Pigalle olarak dünya mutfağı, yani birçok mutfaktan dokunuşları olan bir restoranız. Burada Türk mutfağı da var, Fransız da var, İtalyan da var ama en önemlisi kahvaltı, öğle ve akşam yemeğinden sonra iyi bir kokteyl konsepti var. Hatta burası bana göre "Comfort Food" tarzında bir dükkan. Çünkü Pigalle'de, 4-5 çeşit başlangıç, bir ana yemek ya da ana yemek yerine bir salata veya bir makarna ile beraber kusursuz bir lezzet dokunuşu yaşamanız mümkün.
Pigalle için yola çıkarken aslında burada bir ev ortamı yaratma hayalimiz vardı. Ortaklar olarak tasarımıyla, tarzıyla, ortak bir havuzdaki tüm isteklerimizi sahaya yansıttığımızı düşünüyorum. En büyük isteğimiz, buranın gerçekten bir ev gibi benimsenmesi. Misafirlerimizin buraya günün her saati gelebileceği, kahvaltısını edebileceği, sevdikleriyle burada bir araya gelebileceği, saatlerce sohbet edip öğle veya akşam yemeği yiyebileceği bir mekan kurguladık. Mekan tasarımı ve ambiyansı konusunda da mimarla iş birliğine giderken aynı dili konuşuyor olmak, aynı zevkler, aynı renkler etrafında buluşabilmek, gerçekten büyük önem taşıyor. Biz enerji kavramına inanan bir yapıyız. Bu nedenle enerjinin yaptığımız işe yansıması gerektiğine inanıyoruz. Bu sandalyeyle de olabilir, botanikle de olabilir, müzikle de olabilir... Örneğin; şu an dünyada bana göre, son 10 yılın en doğru mimarisi, botanik. Bir restoranda minimal bir tasarım, taşınmaz kullanabilirsin, fakat botaniği doğru kullanırsan dükkanı o kadar güzel bir hale getirir ki... Onun dışında tabii ki mekan için seçilen materyal, koltuğun rengi, tentenin rengi, barın tonu, aydınlatması; hepsinin bütüne etkisi o kadar önemli ki! Örneğin, aydınlatma bana göre ciddi bir mühendislik işi. Çünkü mekanın aydınlatması bazen güzel bir kadını kötü de gösterebiliyor. Yanlış ışık, insana kendini kötü de hissettirebiliyor, iyi bir yemeği vasat da gösterebiliyor.

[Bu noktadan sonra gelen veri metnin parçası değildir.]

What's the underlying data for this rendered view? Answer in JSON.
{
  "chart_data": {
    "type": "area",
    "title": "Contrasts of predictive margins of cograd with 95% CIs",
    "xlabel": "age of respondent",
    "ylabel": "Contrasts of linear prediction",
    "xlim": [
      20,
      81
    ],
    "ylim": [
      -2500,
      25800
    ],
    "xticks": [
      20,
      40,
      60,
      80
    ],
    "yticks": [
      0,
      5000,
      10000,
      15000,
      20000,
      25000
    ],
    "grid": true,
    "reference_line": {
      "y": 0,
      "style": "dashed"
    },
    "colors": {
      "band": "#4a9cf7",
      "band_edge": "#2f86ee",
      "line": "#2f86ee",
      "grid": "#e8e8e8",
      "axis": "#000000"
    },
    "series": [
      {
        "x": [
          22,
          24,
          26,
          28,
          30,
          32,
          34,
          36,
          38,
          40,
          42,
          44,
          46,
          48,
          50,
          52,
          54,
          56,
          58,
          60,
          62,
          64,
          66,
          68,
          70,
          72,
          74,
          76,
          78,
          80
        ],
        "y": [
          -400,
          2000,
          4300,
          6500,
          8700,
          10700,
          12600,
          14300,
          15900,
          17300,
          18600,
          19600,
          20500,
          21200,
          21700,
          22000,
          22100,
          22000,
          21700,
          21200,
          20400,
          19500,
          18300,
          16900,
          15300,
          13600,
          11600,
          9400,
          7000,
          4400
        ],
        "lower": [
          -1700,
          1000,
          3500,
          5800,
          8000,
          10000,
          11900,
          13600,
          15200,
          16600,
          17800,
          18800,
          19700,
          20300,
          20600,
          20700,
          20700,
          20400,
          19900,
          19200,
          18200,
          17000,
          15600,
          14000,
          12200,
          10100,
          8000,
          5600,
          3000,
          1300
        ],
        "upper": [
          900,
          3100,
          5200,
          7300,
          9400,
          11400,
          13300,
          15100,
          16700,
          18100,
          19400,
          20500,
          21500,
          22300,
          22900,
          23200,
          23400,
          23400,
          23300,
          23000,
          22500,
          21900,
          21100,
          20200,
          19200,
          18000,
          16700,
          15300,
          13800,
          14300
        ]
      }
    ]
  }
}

Aslında biz sosyal medyada devamlı yemek, tabak konsepti paylaşmaktansa, hesabımızı daha lifestyle, buranın tasarımını, botaniğini, buranın yaşayan bir karesini, kısacası mekanın tüm kaslarını gösterebileceğimiz şekilde kullanıyoruz. Mutfaktaki yaşamı ya da burada düzenlediğimiz yardım gecelerini paylaşmak bana daha kıymetli ve daha samimi geliyor. Tabii ki sosyal medya bazı duyuruları çok hızlı şekilde misafirlerimizle buluşturduğu için oradan bu gibi paylaşımlar da yapıyoruz ama müdavimimiz olan, tatlı, yaşlı bir çiftimizi çekip orada paylaşmayı daha anlamlı buluyor, daha çok seviyoruz.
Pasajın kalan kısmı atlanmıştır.